Tuesday, February 22, 2005

Bahagia

Aku pernah liat buku yang judulnya agar senantiasa bahagia. Kalau diterapin ke aku kayanya bakal over dosis deh, abisnya kayanya aku bawaannya seneng terus. Bahaya kan kalo saraf sedihku putus. Kalo di Salman aja, sering banget dapet salam dari para tetua, dan yang membuat aku seneng karena dapet senyum. Aku selalu seneng ngeliatin orang senyum, kayanya dunia itu damai banget. Kemarin waktu shalat Dzuhur, aku udah ketinggalan jama'ah, jadi mulai deh clingak-clinguk nyari orang yang bisa diajak bareng. Pas bilang mau ikutan jama'ah ke target, reaksi tetehnya, "Wah, bacaan saya pendek-pendek," dengan ekspresi segen. Tapi setelah cengar-cengir, akhirnya tetehnya mau juga. Tapi bukan itu yang bikin aku teringat terus, melainkan kata-katanya, "Wah, jadi mahasiswa ITB pasti gampang cari kerja ya" dengan nada setengah bertanya sekaligus menegaskan sambil membandingkan dengan kondisi dirinya. Waduh, koq jadi gini, pikirku dalam hati. Asli deh, kalo ngedenger cerita dari orang-orang, suka trenyuh, sekaligus jadi punya motivasi lebih untuk berbuat sesuatu. Ngedenger pengalaman orang-orang TEMPO bertemu dengan berbagai karakter orang, aku termotivasi untuk jadi wartawan. Beberapa hal yang kepikir untuk masa depan adalah punya pekerjaan tapi ngga monoton, dan kalo bisa ngga formal juga. Aku rada2 alergi ama formalitas, makanya segala hal yang berbau birokrasi sejauh mungkin aku hindarin. Meskipun sekarang aku mencoba untuk lebih teratur(setidaknya dua minggu ini aku mulai berbenah diri), tetep aja di semester baru aku bermasalah dengan KSM gara2 yang ngga ngikutin jadwal yang bener. Dapet pengalaman baru sih, dan lumayan deg-degen juga soalnya sempat tersiar isu bakal kena hukuman setengah sks.

4 comments:

za said...

Kamu hidup terlalu lama di menara gading Ti! Coba bagaimana keseharian kamu? Dari tempat nenek, ke Salman terus ke kampus. Pernahkah, meluangkan waktu ke tempat-tempat yang jarang kamu kunjungi?

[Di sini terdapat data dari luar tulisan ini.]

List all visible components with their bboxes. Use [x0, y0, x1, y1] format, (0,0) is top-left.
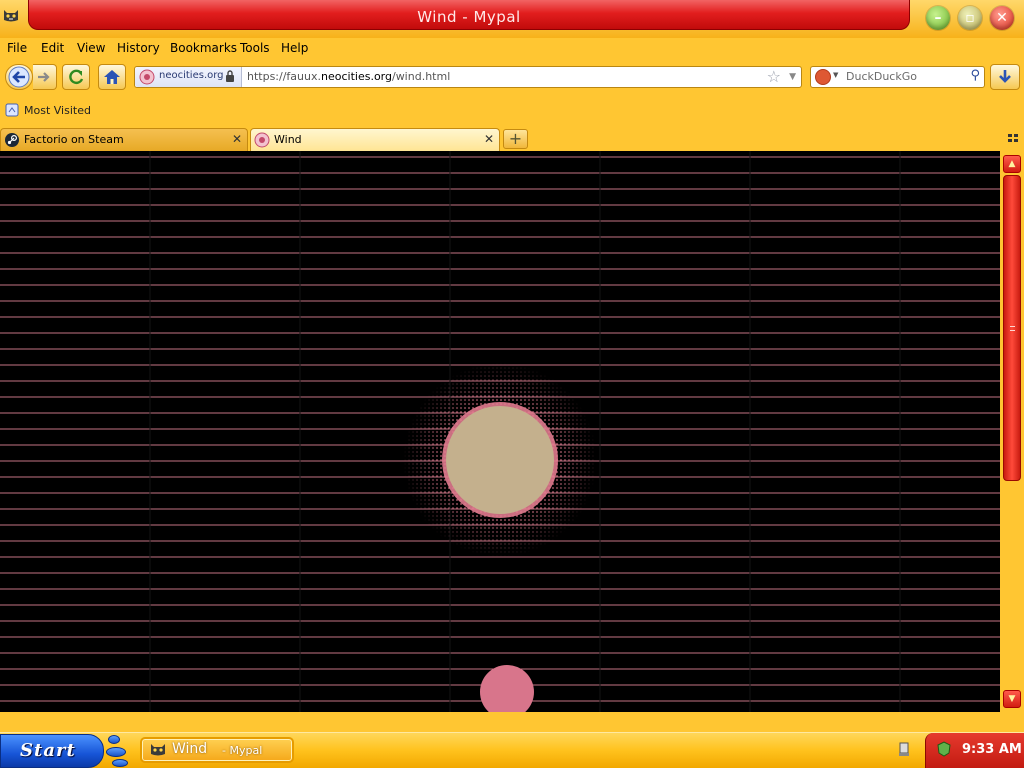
close-button[interactable]: ✕	[990, 6, 1014, 30]
url-host: neocities.org	[321, 70, 392, 83]
lock-icon	[226, 70, 234, 82]
taskbar-window-app: - Mypal	[222, 744, 263, 757]
tab-label: Factorio on Steam	[24, 133, 124, 146]
list-all-tabs-icon[interactable]	[1008, 134, 1018, 142]
duckduckgo-icon[interactable]	[815, 69, 831, 85]
shield-icon[interactable]	[936, 741, 952, 757]
window-title-separator: -	[462, 8, 469, 26]
neocities-favicon	[254, 132, 270, 148]
menu-tools[interactable]: Tools	[240, 41, 270, 55]
start-ornament	[108, 735, 120, 744]
search-bar[interactable]: ▼ DuckDuckGo ⚲	[810, 66, 985, 88]
mypal-cat-icon	[151, 744, 165, 756]
menu-help[interactable]: Help	[281, 41, 308, 55]
menu-bar: File Edit View History Bookmarks Tools H…	[0, 38, 1024, 58]
clock-time: 9:33 AM	[962, 742, 1022, 757]
taskbar-window-wind[interactable]: Wind - Mypal	[140, 737, 294, 763]
home-icon	[104, 70, 120, 84]
menu-bookmarks[interactable]: Bookmarks	[170, 41, 237, 55]
home-button[interactable]	[98, 64, 126, 90]
menu-file[interactable]: File	[7, 41, 27, 55]
tab-factorio[interactable]: Factorio on Steam ✕	[0, 128, 248, 151]
start-label: Start	[20, 740, 76, 761]
page-content	[0, 151, 1000, 712]
menu-edit[interactable]: Edit	[41, 41, 64, 55]
reload-icon	[69, 69, 84, 85]
tab-bar: Factorio on Steam ✕ Wind ✕ +	[0, 124, 1024, 151]
navigation-toolbar: neocities.org https://fauux.neocities.or…	[0, 58, 1024, 98]
bookmarks-toolbar: Most Visited	[0, 98, 1024, 124]
sun	[446, 406, 554, 514]
desktop: Wind - Mypal – ▫ ✕ File Edit View Histor…	[0, 0, 1024, 768]
close-tab-icon[interactable]: ✕	[232, 132, 242, 146]
download-icon	[999, 70, 1011, 83]
mypal-cat-icon[interactable]	[3, 9, 19, 22]
url-path: /wind.html	[391, 70, 451, 83]
forward-arrow-icon	[38, 72, 50, 82]
title-bar: Wind - Mypal – ▫ ✕	[0, 0, 1024, 38]
neocities-favicon	[139, 69, 155, 85]
window-title-page: Wind	[417, 8, 457, 26]
window-title: Wind - Mypal	[28, 0, 910, 30]
url-prefix: https://fauux.	[247, 70, 321, 83]
minimize-button[interactable]: –	[926, 6, 950, 30]
start-button[interactable]: Start	[0, 733, 132, 768]
scroll-thumb[interactable]	[1003, 175, 1021, 481]
network-tray-icon[interactable]	[898, 742, 910, 758]
url-bar[interactable]: neocities.org https://fauux.neocities.or…	[134, 66, 802, 88]
status-bar	[0, 712, 1024, 732]
window-controls: – ▫ ✕	[918, 2, 1016, 36]
site-identity-button[interactable]: neocities.org	[135, 67, 242, 87]
url-text[interactable]: https://fauux.neocities.org/wind.html	[247, 70, 450, 83]
menu-view[interactable]: View	[77, 41, 105, 55]
system-clock[interactable]: 9:33 AM	[925, 733, 1024, 768]
magnifier-icon[interactable]: ⚲	[970, 68, 980, 83]
taskbar: Start Wind - Mypal 9:33 AM	[0, 732, 1024, 768]
new-tab-button[interactable]: +	[503, 129, 528, 149]
back-arrow-icon	[8, 66, 30, 88]
steam-icon	[5, 133, 19, 147]
bookmark-most-visited[interactable]: Most Visited	[24, 104, 91, 117]
star-icon[interactable]: ☆	[767, 67, 781, 87]
tab-label: Wind	[274, 133, 302, 146]
identity-domain: neocities.org	[159, 70, 224, 81]
maximize-button[interactable]: ▫	[958, 6, 982, 30]
back-button[interactable]	[5, 64, 33, 90]
menu-history[interactable]: History	[117, 41, 160, 55]
start-ornament	[112, 759, 128, 767]
wind-scene	[0, 151, 1000, 712]
pink-orb	[480, 665, 534, 712]
most-visited-icon	[5, 103, 19, 117]
forward-button[interactable]	[33, 64, 57, 90]
scroll-grip	[1010, 326, 1015, 331]
scroll-down-button[interactable]: ▼	[1003, 690, 1021, 708]
chevron-down-icon[interactable]: ▼	[789, 67, 796, 87]
vertical-scrollbar[interactable]: ▲ ▼	[1000, 151, 1024, 712]
reload-button[interactable]	[62, 64, 90, 90]
close-tab-icon[interactable]: ✕	[484, 132, 494, 146]
window-title-app: Mypal	[473, 8, 521, 26]
start-ornament	[106, 747, 126, 757]
scroll-up-button[interactable]: ▲	[1003, 155, 1021, 173]
tab-wind[interactable]: Wind ✕	[250, 128, 500, 151]
search-input-placeholder[interactable]: DuckDuckGo	[846, 70, 917, 83]
taskbar-window-title: Wind	[172, 741, 208, 757]
download-button[interactable]	[990, 64, 1020, 90]
chevron-down-icon[interactable]: ▼	[833, 71, 838, 79]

Hidup tidak "seputih" itu. Di luar sana kita harus selalu berhati-hati. Mana orang baik dan orang jahat seringkali tidak mudah dibedakan.

Jadi inget pengalaman ku berikut ini. Komentarnya, cerita boleh kan?

Waktu itu, kuliah sudah libur Idul Fitri. Matahari belum bersinar terik, sementara ku langkahkan kakiku ke Salman. Kemudian seseorang menghampiriku. "Dek, Cimahi (atau apa tepatnya aku lupa) masih jauh gak? Kalau jalan kaki 15 menit sampai tidak? Saya kecopetan Dek. Anak saya yang mau saya kunjungi ternyata sudah pulang duluan", tanya Bapak Tua itu kepada ku.

"Wah masih jauh Pak", jawab saya. "Memang anak Bapak kuliah di ITB nya apa?", tanya saya. "OOh, Teknik Lingkungan", jawabnya singkat. "Bapak mau pinjam duit Dek, boleh tidak? Untuk ongkos pulang. Kalau ada cukup Rp 8000, biar saya bisa pulang", Bapak Tua itu menjelaskan keinginannya.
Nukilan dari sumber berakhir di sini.